At the same time as Snoqualmie is gearing up and hiring up to become the contract police agency for the city of North Bend, Carnation and Duvall are parting ways after nine years. There’s a huge question mark right now over who will cover Carnation residents, and how the city will pay for it all after next year. Duvall scooted after questioning the stability of a Carnation-contracted force, so who’s next? What will they bring to the table?
There’s lessons here for Snoqualmie and North Bend. Residents need stable law enforcement, preferably with officers in for the long haul to learn the nitty-gritty of a community. Both cities will need to pay attention to costs and expectations over time to make sure that a similar situation doesn’t unfold here 10 years down the road.
I’m less concerned about disconnect. Snoqualmie Police Chief Steve McCulley lives in North Bend and has a pretty good idea about what police need to do there to deal with resident and merchant concerns over drugs and transients.
It’s the long-term changes that happen to communities that I wonder over, though. Snoqualmie and North Bend, traditionally rivals, are in the slow process of growing together, with shared schools, museums, open space and soon, a police department.

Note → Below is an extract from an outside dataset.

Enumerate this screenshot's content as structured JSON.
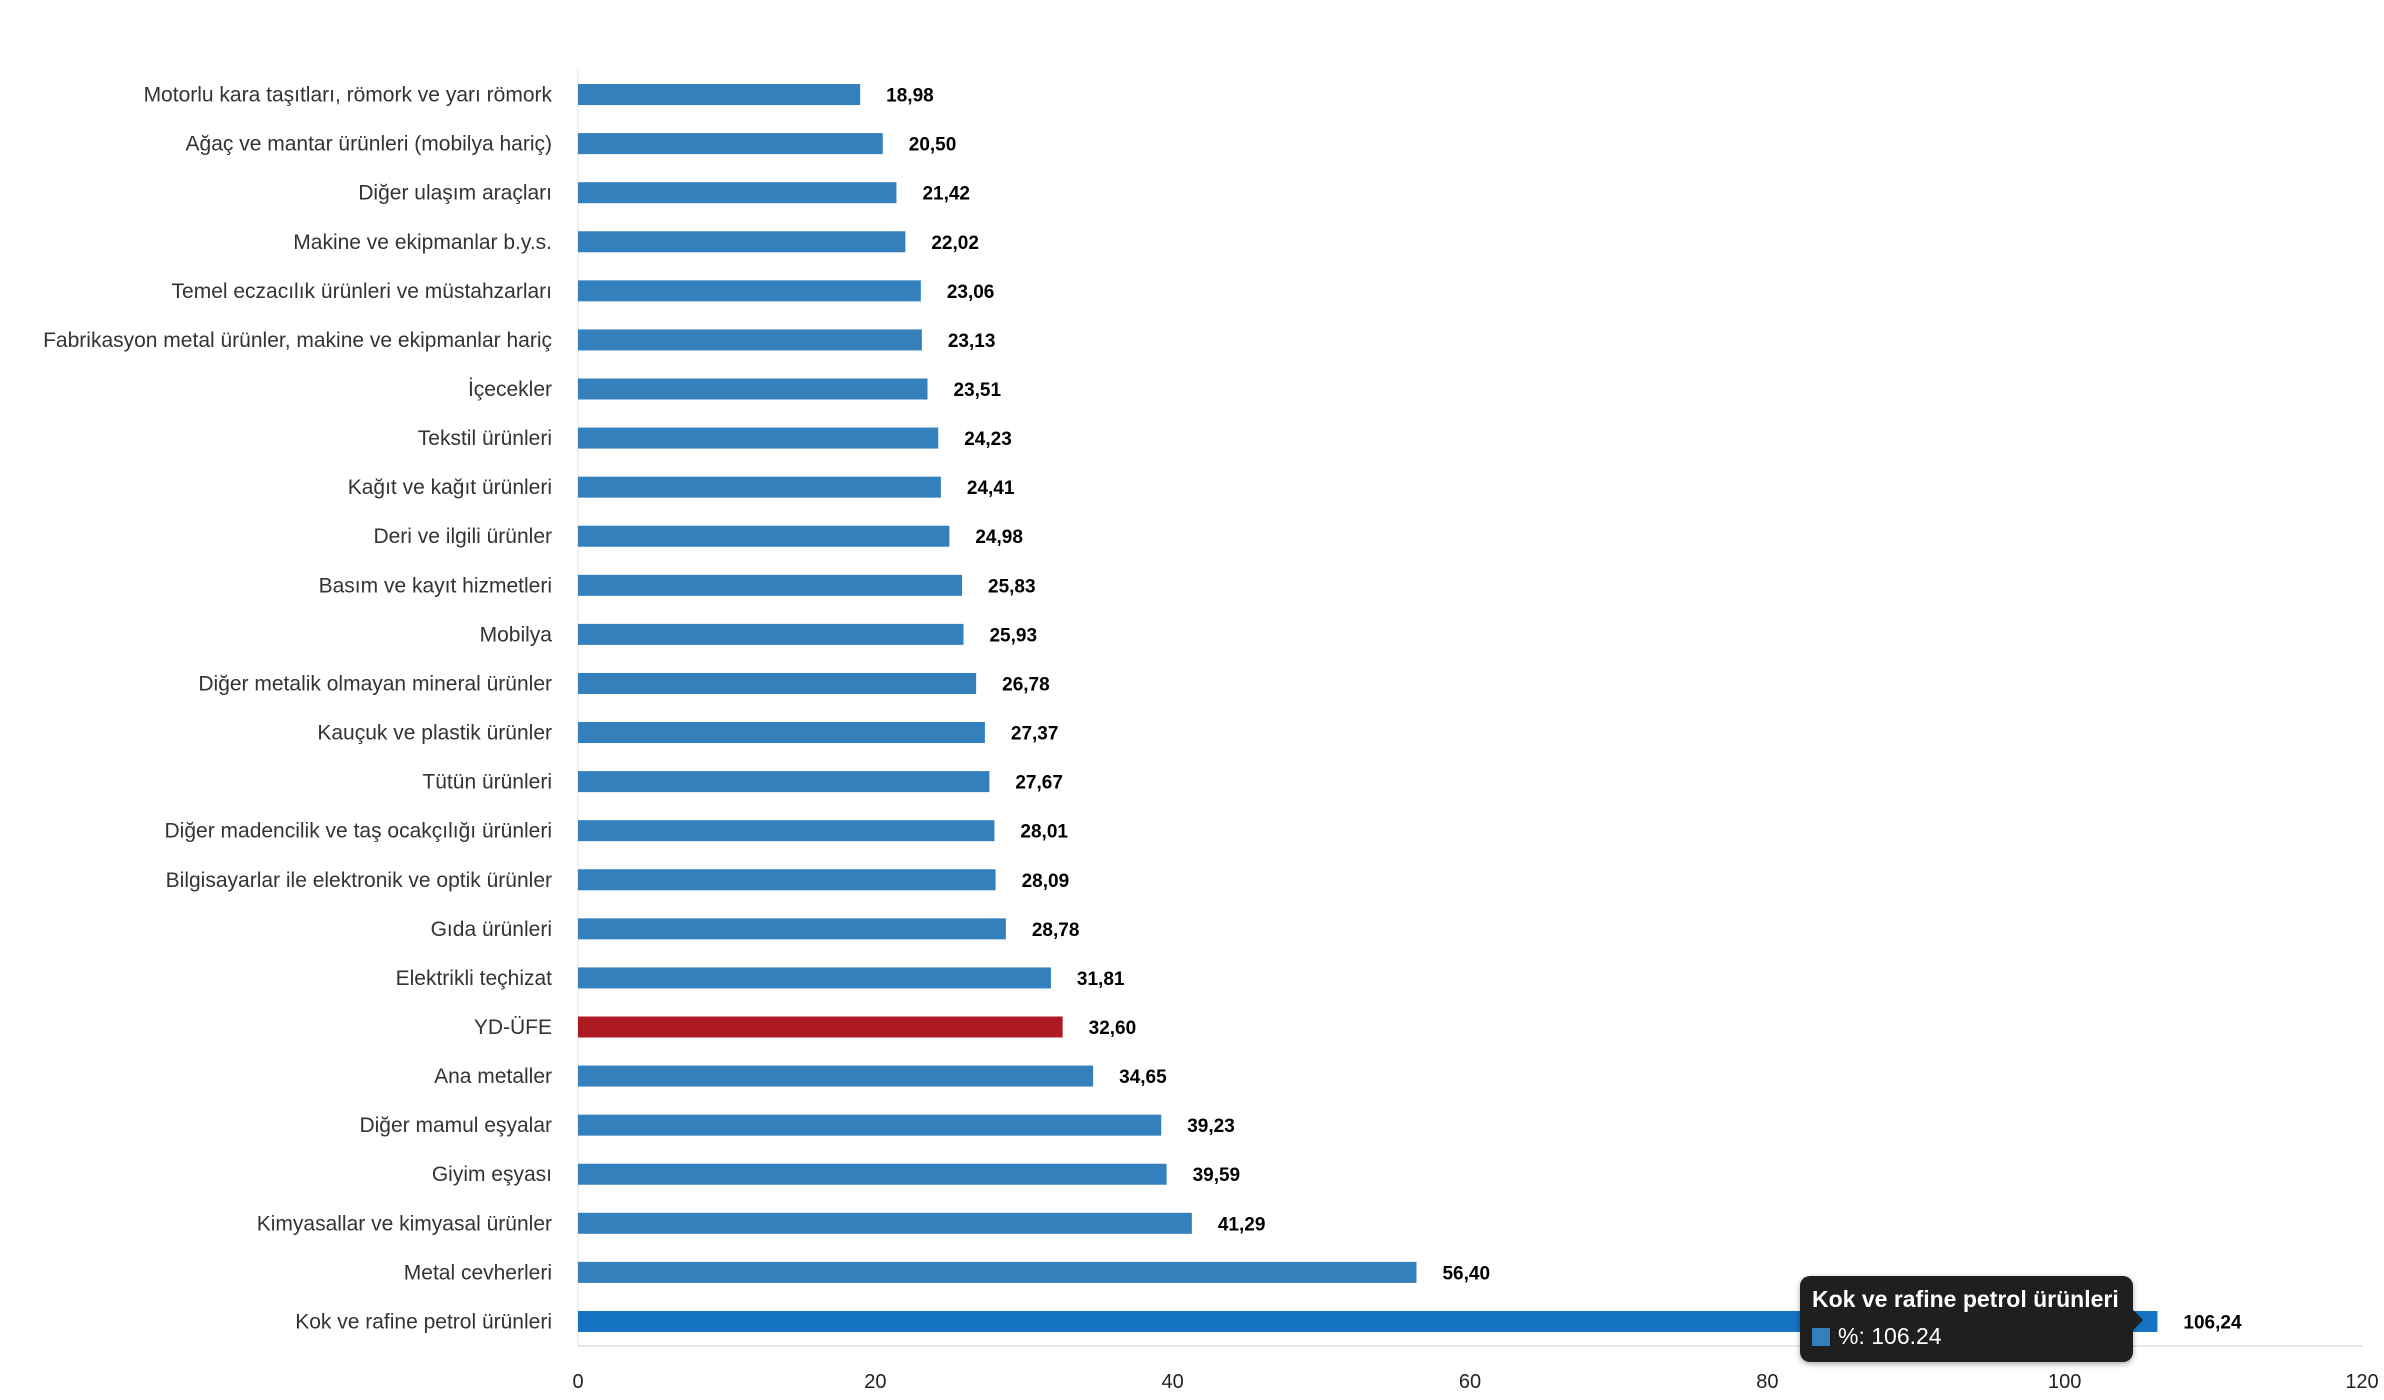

I’ve been going through the archives a lot lately for our upcoming centennial Then & Now edition, and I can’t help but notice how things have changed in the Lower Valley. Carnation went from having a town marshal to a police department that was sometimes troubled with investigations into officer wrongdoing. Then it went with the county, then Duvall, and now, probably, the sheriff again. But you can’t go home again, by which I mean that the startup costs of bringing back even a tiny, independent Carnation police force are probably prohibitive. Maybe the town should just hire a marshal.